Vous pouvez explorer tous les aspects du respect et de l’irrespect : respect de soi, respect des supérieurs, respect des inférieurs, etc.

Votre personnage principal se concentrera sur un aspect spécifique du respect. Mais vos personnages secondaires peuvent également être confrontés à leurs propres problèmes de respect. Un personnage peut essayer de respecter une figure d’autorité difficile. Un autre pourrait lutter contre des démons personnels de culpabilité afin de s’accrocher à ses derniers lambeaux de respect de soi. Un autre encore peut croire que le respect est une illusion et que, par conséquent, on peut tout aussi bien l’obtenir en trompant les autres.

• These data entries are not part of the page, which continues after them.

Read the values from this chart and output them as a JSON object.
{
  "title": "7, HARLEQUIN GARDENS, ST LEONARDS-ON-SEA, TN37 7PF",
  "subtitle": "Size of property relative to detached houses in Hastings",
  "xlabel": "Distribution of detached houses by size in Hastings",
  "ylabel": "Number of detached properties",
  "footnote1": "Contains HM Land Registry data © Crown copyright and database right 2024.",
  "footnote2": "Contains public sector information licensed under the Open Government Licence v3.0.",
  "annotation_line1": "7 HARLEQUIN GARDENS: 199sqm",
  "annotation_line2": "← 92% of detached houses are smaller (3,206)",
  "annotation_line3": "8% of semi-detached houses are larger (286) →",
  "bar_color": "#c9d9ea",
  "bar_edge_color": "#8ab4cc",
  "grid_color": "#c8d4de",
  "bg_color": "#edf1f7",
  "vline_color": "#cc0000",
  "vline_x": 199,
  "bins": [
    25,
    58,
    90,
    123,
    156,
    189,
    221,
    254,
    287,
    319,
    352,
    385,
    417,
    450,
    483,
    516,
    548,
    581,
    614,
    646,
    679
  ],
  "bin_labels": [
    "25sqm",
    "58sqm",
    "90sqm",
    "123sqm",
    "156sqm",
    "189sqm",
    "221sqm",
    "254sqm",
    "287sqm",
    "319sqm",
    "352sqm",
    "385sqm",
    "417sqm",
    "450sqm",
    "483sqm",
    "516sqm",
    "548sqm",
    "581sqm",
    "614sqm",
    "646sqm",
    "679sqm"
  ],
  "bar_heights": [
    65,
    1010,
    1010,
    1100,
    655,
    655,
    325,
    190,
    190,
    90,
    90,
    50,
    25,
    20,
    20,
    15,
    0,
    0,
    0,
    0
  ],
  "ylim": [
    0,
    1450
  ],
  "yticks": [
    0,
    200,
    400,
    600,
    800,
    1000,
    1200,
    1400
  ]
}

En permettant à chaque personnage d’aborder le sujet sous un angle légèrement différent, vous disposez d’une multitude d’éléments pour explorer tous les aspects de votre thème.

Opposez votre acolyte à votre protagoniste

Les acolytes sont des personnages qui soutiennent presque entièrement votre protagoniste. Ils participent au même voyage que lui et l’encouragent dans la poursuite de ses objectifs. Votre protagoniste et son (ses) personnage(s) secondaire(s) partageront de nombreuses similitudes.

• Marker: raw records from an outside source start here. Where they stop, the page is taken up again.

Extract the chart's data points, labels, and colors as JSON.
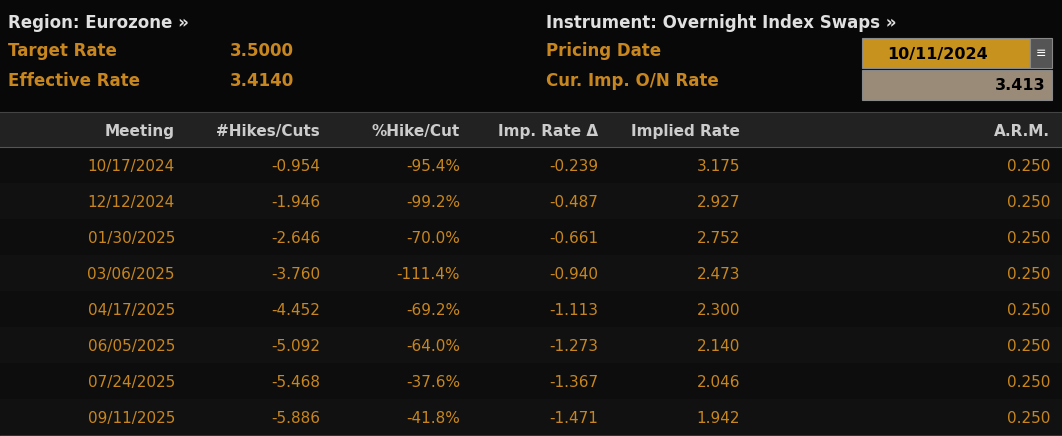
{
  "bg_color": "#080808",
  "orange_color": "#c8861e",
  "white_color": "#e0e0e0",
  "header_text_color": "#cccccc",
  "region_label": "Region: Eurozone »",
  "instrument_label": "Instrument: Overnight Index Swaps »",
  "target_rate_label": "Target Rate",
  "target_rate_value": "3.5000",
  "effective_rate_label": "Effective Rate",
  "effective_rate_value": "3.4140",
  "pricing_date_label": "Pricing Date",
  "pricing_date_value": "10/11/2024",
  "cur_imp_label": "Cur. Imp. O/N Rate",
  "cur_imp_value": "3.413",
  "col_headers": [
    "Meeting",
    "#Hikes/Cuts",
    "%Hike/Cut",
    "Imp. Rate Δ",
    "Implied Rate",
    "A.R.M."
  ],
  "rows": [
    [
      "10/17/2024",
      "-0.954",
      "-95.4%",
      "-0.239",
      "3.175",
      "0.250"
    ],
    [
      "12/12/2024",
      "-1.946",
      "-99.2%",
      "-0.487",
      "2.927",
      "0.250"
    ],
    [
      "01/30/2025",
      "-2.646",
      "-70.0%",
      "-0.661",
      "2.752",
      "0.250"
    ],
    [
      "03/06/2025",
      "-3.760",
      "-111.4%",
      "-0.940",
      "2.473",
      "0.250"
    ],
    [
      "04/17/2025",
      "-4.452",
      "-69.2%",
      "-1.113",
      "2.300",
      "0.250"
    ],
    [
      "06/05/2025",
      "-5.092",
      "-64.0%",
      "-1.273",
      "2.140",
      "0.250"
    ],
    [
      "07/24/2025",
      "-5.468",
      "-37.6%",
      "-1.367",
      "2.046",
      "0.250"
    ],
    [
      "09/11/2025",
      "-5.886",
      "-41.8%",
      "-1.471",
      "1.942",
      "0.250"
    ]
  ],
  "pricing_date_bg": "#c8921e",
  "cur_imp_bg": "#9a8a78",
  "small_btn_bg": "#555555",
  "figsize": [
    10.62,
    4.36
  ],
  "dpi": 100
}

Mais ils doivent également partager des différences essentielles. C’est dans ces différences que votre thème commencera à émerger. Ces différences peuvent être bonnes ou mauvaises. Si votre protagoniste pense que seuls les riches sont dignes de respect, votre acolyte pourrait penser que « c’est ce que vous faites qui vous définit ». Ou si votre protagoniste pense que le respect doit être mérité, son acolyte pourrait être celui qui pense qu’il est normal de mentir aux autres pour les amener à le respecter.

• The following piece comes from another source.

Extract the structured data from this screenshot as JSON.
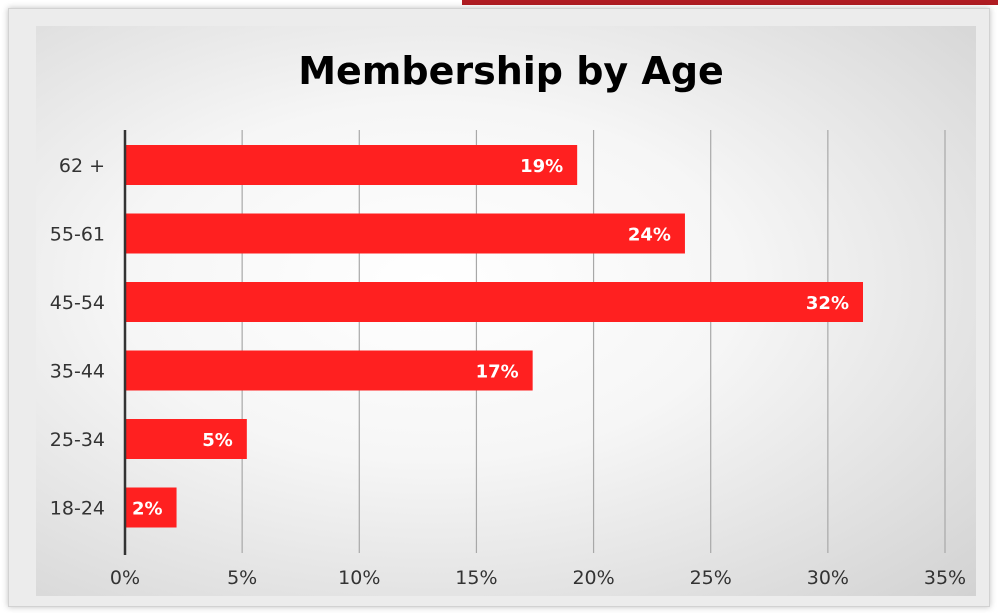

Le contraste entre les croyances et les actions de ces deux alliés permettra de mieux cerner votre thème.

Comparez votre antagoniste à votre protagoniste

Lorsque vous pensez à un antagoniste, vous avez probablement tendance à vous concentrer sur les différences qu’il présente par rapport à votre protagoniste. Mais certains des aspects les plus importants de votre histoire émergeront grâce à la façon dont l’antagoniste et le protagoniste ne sont pas si différents que cela.

Dans Writing Screenplays That Sell, le scénariste Michael Hauge explique :

Le thème émerge lorsque la ressemblance du héros avec la némésis et sa différence avec le reflet (l’acolyte) sont révélées…. La némésis ne représente pas nécessairement une mauvaise qualité que le héros possède également et qu’il doit surmonter. La similitude entre le héros et sa némésis peut impliquer une caractéristique positive ou négative et peut être révélée au début … à la fin, ou n’importe où entre les deux. La seule règle est de trouver une similitude.

Votre protagoniste et votre antagoniste ont peut-être tous deux été des enfants qui ont ressenti le manque de respect de la société à l’égard des pauvres. Par conséquent, ils croient tous deux que la richesse est synonyme de respect. Ce point commun crée toutes sortes de possibilités thématiques intéressantes. Les tentations auxquelles votre protagoniste sera soumis et les avertissements (pleins de présages !) sur ce qu’il pourrait devenir sont riches en sous-entendus thématiques.

Lorsque vous utilisez vos personnages pour illustrer votre thème, vous ouvrez non seulement les possibilités thématiques, mais vous permettez également au thème de se déployer naturellement dans l’histoire – au lieu de l’énoncer de but en blanc et de le faire avaler aux lecteurs.